Now I’m not saying I support DRM at all, I’m very firmly in the camp of being able to own the media you purchase without restriction, but my point is that it’s not as simple as Google being dismissive, lazy or ignorant but rather there’s a lot of commercial sensitivity at play and if Google fucks it up, they could potentially lose certification of the entire android ecosystem.
GrapheneOS specifically is probably fine when it comes to DRM. They sign their builds with keys that only they posses, so any custom forks would not get the advantages running an official version of GrapheneOS would gain if they were to pass the hardware verification API.
News outlets like to group projects like GrapheneOS and LineageOS together as “custom ROMs”, but GrapheneOS is much more than that. And in all honesty, some of the stuff LineageOS pulls to get their software working on some models shouldn’t be passing any checks. The projects released on forums like XDA are particularly bad, some of those will even disable Android’s security sandbox all together because it’s hard to make that work as intended.
Obviously, custom ROMs should not be trusted by apps where hardware security is essential. However, in cases like GrapheneOS, it’s hard to defend putting hashes of old, abandoned firmware with dozens of kernel exploits on the whitelist, but refusing to put GrapheneOS on there as well. Especially as GrapheneOS is more secure than Google’s own ROM, according to forensic hacking company Cellebrite, which can’t hack Google’s phones with Graphene but can get in with Google’s original software.
i don’t think what grapheneOS wants is to be able to spoof or bypass play integrity, they just wanna be able to implement it as well just like oems do so if someone will tamper the system in graphene as well, play integrity should blow off and drm content will be safe
could potentially lose certification of the entire android ecosystem
Certification by whom?
The Netflix app is older (2011) than Safetynet (2014?). Google probably didn’t need to provide remote attestation, but making non-Google Android unusable for most people is good for their bottom line.
Netflix being older is hardly relevant to this discussion.
Maybe you’re unaware, but the higher quality streams are only available on devices netflix has certified.
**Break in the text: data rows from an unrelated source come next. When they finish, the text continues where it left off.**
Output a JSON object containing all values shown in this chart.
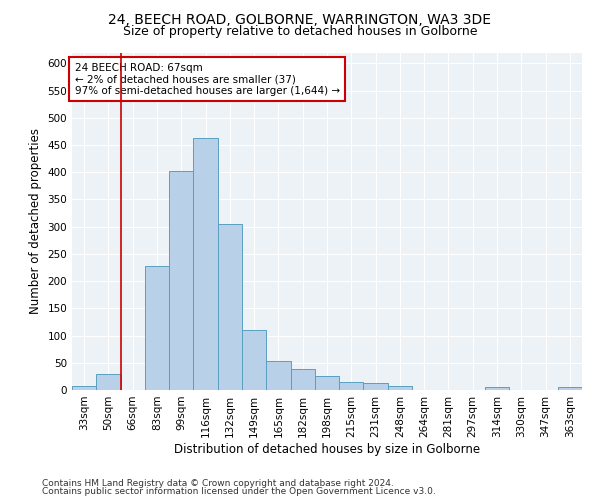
{
  "title1": "24, BEECH ROAD, GOLBORNE, WARRINGTON, WA3 3DE",
  "title2": "Size of property relative to detached houses in Golborne",
  "xlabel": "Distribution of detached houses by size in Golborne",
  "ylabel": "Number of detached properties",
  "categories": [
    "33sqm",
    "50sqm",
    "66sqm",
    "83sqm",
    "99sqm",
    "116sqm",
    "132sqm",
    "149sqm",
    "165sqm",
    "182sqm",
    "198sqm",
    "215sqm",
    "231sqm",
    "248sqm",
    "264sqm",
    "281sqm",
    "297sqm",
    "314sqm",
    "330sqm",
    "347sqm",
    "363sqm"
  ],
  "values": [
    7,
    30,
    0,
    228,
    403,
    463,
    305,
    110,
    53,
    39,
    26,
    14,
    12,
    7,
    0,
    0,
    0,
    5,
    0,
    0,
    5
  ],
  "bar_color": "#b8d0e8",
  "bar_edgecolor": "#5a9fc0",
  "vline_color": "#cc0000",
  "annotation_text": "24 BEECH ROAD: 67sqm\n← 2% of detached houses are smaller (37)\n97% of semi-detached houses are larger (1,644) →",
  "annotation_box_color": "#cc0000",
  "footer1": "Contains HM Land Registry data © Crown copyright and database right 2024.",
  "footer2": "Contains public sector information licensed under the Open Government Licence v3.0.",
  "ylim": [
    0,
    620
  ],
  "yticks": [
    0,
    50,
    100,
    150,
    200,
    250,
    300,
    350,
    400,
    450,
    500,
    550,
    600
  ],
  "plot_bg_color": "#edf2f7",
  "title1_fontsize": 10,
  "title2_fontsize": 9,
  "axis_label_fontsize": 8.5,
  "tick_fontsize": 7.5,
  "annotation_fontsize": 7.5,
  "footer_fontsize": 6.5,
  "vline_index": 2
}
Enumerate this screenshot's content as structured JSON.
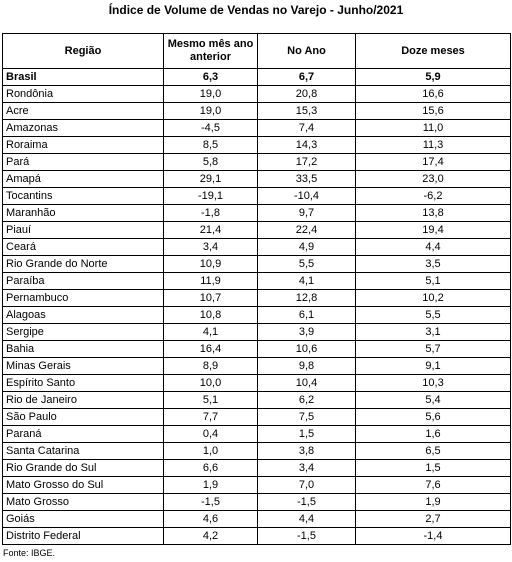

You can still use netflix on GrapheneOS but you won’t get that quality, it’ll be downgraded.
This is a common problem for cheaper Chinese devices as well.
What would have happened if Google never created an attestation system for Android? Would Netflix give up such a large market?
Netflix can downgrade Chinese phones that aren’t common in the west and third-party ROMs because those represent a tiny fraction of their potential customer base. I doubt they’d be inclined to do so for all of Android.
Who said anything about Netflix giving up a market, they just offer a worse service. But hey, iPhones offer a premium service, right?
It’s one thing to place limits on a few Chinese phones that have low market share outside China (Netflix is not available inside China), but only offering low-quality streams on the world’s most popular smartphone OS would surely have a significant impact on subscription numbers. Netflix may have even signed contracts with content providers requiring them to meet certain DRM standards.
I believe the situation would be different if Google hadn’t built a remote attestation system for Android. Netflix might have had to renegotiate a contract or two, but underserving a huge fraction of the market isn’t viable long-term.
Graphene already supports Winevine L1 without Play Integrity. It has nothing to do with DRM, its a seperate system.
Google is just trying to be Malus but on multiple vendors’ hardware and across all variations of iOS (if iOS allowed forks). Obviously that’s a problem and it wouldn’t surprise me if Epic joined the lawsuit. Their third-party app store would have a problem installing authentic apps from the Google Play Store if no google services ran on the phone.
The EU is doing stuff against monopolies and talking about digital sovereignty, but EU countries are still releasing the opensource software only on the google playstore and ios app store - that’s not sovereign.
Very curious to see where this goes.